Dahlia Lithwick worries “that the court has located itself so outside the orbit of the 99 percent that it simply doesn’t matter to the five conservatives in the majority that the American public knows perfectly well what bought government looks like”:
Roberts honestly seems to inhabit a world in which what really worries the average Joe about the current electoral regime is not that his voice is drowned out by that of Sheldon Adelson, but that he might be forced to spend his millions “at lower levels than others because he wants to support more candidates” or that he is too busy making billions of dollars at work to volunteer for a campaign, or that he has Jay Z and Beyoncé on standby to perform at a house party in the event that his billions are tied up elsewhere this week.
Really, it’s weird.
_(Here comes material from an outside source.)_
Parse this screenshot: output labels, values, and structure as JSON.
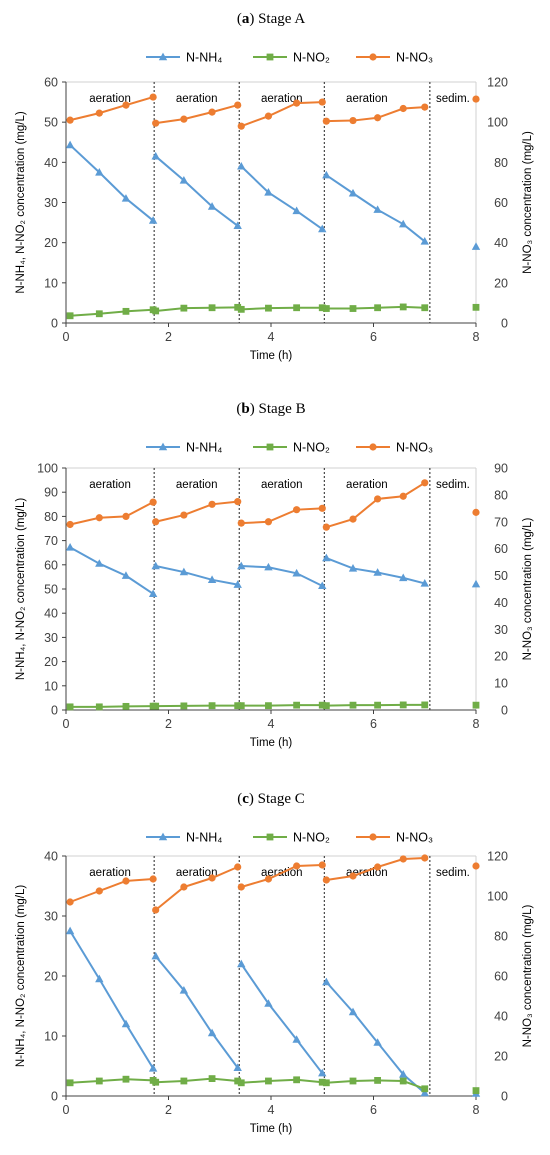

The man takes the Metro to work, and yet he handily dismisses what every human American knows to be true: That if dollars are speech, and billions are more speech, then billionaires who spend money don’t do so for the mere joy of making themselves heard, but because it offers them a return on their investment.
Looking back at the previous holdings of the Roberts court, Waldman sees the total dismantling of the campaign finance regulations as its inevitable legacy:
Every time this Court has confronted a question of campaign finance, where there is a conflict between the freedom of wealthy donors to do as they wish on one hand and the integrity of the system on the other, it has sided with the wealthy donors. Every time.